The plan was to show the outcome of how the working group has been refining the “Schematic Design” – a detailed study of the layout of educational spaces and common areas in the major remodel of the high school.

Questions asked by the 60-some attendees ranged from the new school’s safety and security systems with access-control doors, to the placement of classrooms and learning centers.

“The most significant task is fitting ‘Next Generation Learning Spaces’ into an historical building,” explained DOWA-IBI Group’s Associate Principal Architect, Karina Ruiz.

“One of the main facets we’re showing this evening is the development of the Performing Arts Building, the interior and circulation of the site, and how to articulate the faces of this building to neighborhood,” Ruiz said. “This building faces S.E. 52nd Avenue on Woodward Street.”

The other change presented was the concept of consolidating two separate buildings for the Athletics and Sports Medicine into one taller building.

Asked what the team learned from their March 9 discussion with family members, students and teachers regarding the “Learning Neighborhoods” concept, Ruiz said that as a result they’ve since met with staff members several times.

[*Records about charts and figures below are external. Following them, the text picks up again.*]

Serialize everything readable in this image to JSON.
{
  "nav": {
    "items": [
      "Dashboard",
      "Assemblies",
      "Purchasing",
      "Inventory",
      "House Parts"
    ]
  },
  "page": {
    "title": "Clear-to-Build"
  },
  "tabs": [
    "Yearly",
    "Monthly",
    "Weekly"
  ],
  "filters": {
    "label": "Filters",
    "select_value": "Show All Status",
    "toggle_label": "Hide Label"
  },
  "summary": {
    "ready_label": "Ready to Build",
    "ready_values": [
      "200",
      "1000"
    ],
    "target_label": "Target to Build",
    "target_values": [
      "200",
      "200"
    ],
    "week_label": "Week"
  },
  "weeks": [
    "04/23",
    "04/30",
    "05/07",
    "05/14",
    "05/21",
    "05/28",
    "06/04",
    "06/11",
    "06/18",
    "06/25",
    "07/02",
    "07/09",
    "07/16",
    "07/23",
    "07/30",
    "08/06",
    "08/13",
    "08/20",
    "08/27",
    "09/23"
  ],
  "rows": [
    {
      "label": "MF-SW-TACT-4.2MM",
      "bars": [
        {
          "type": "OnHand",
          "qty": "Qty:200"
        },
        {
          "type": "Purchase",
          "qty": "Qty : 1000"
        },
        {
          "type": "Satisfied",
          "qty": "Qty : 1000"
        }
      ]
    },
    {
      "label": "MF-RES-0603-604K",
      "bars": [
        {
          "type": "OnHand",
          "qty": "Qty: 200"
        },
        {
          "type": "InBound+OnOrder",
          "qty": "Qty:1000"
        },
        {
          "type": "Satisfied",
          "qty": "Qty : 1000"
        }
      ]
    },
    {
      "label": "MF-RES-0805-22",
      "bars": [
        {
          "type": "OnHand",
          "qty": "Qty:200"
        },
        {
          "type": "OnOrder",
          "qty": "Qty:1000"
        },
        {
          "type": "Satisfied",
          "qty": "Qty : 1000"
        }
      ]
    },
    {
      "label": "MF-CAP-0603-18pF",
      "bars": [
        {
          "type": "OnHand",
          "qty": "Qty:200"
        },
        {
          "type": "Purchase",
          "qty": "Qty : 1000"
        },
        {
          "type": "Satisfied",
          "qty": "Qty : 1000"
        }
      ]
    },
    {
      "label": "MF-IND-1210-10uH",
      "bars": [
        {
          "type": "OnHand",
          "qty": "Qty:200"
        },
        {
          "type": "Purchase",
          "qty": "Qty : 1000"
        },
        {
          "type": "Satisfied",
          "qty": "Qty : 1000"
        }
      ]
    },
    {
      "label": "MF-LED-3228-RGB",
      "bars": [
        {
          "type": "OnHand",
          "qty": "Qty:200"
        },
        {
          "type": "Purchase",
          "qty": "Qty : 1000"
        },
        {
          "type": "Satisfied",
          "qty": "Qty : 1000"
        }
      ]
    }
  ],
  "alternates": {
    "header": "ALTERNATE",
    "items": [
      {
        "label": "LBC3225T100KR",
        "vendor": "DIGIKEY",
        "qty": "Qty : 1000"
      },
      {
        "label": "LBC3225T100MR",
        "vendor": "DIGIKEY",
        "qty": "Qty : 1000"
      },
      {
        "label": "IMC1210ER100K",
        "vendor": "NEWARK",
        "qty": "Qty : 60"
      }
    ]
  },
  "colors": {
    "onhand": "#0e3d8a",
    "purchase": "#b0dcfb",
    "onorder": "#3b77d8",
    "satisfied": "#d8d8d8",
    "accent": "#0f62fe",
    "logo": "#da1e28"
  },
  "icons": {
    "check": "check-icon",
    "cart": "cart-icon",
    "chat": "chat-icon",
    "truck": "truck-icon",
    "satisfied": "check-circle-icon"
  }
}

“We are continuing to look at the challenges of designing teaching in a ‘Learning Neighborhood’,” Ruiz said. “This includes how we can adjust those challenges both in terms of technology – using the transition between shared teaching spaces – and how that can work.”

This comes at the request of the school system leaders, she added. “Portland Public Schools is definitely moving in that direction – toward ‘Learning Neighborhoods’ rather than dedicated teacher classrooms.”

Schematic Design is an early phases of the project, Ruiz reminded. “From there, it goes to Design Development, then developing Design Documents, and then the construction.”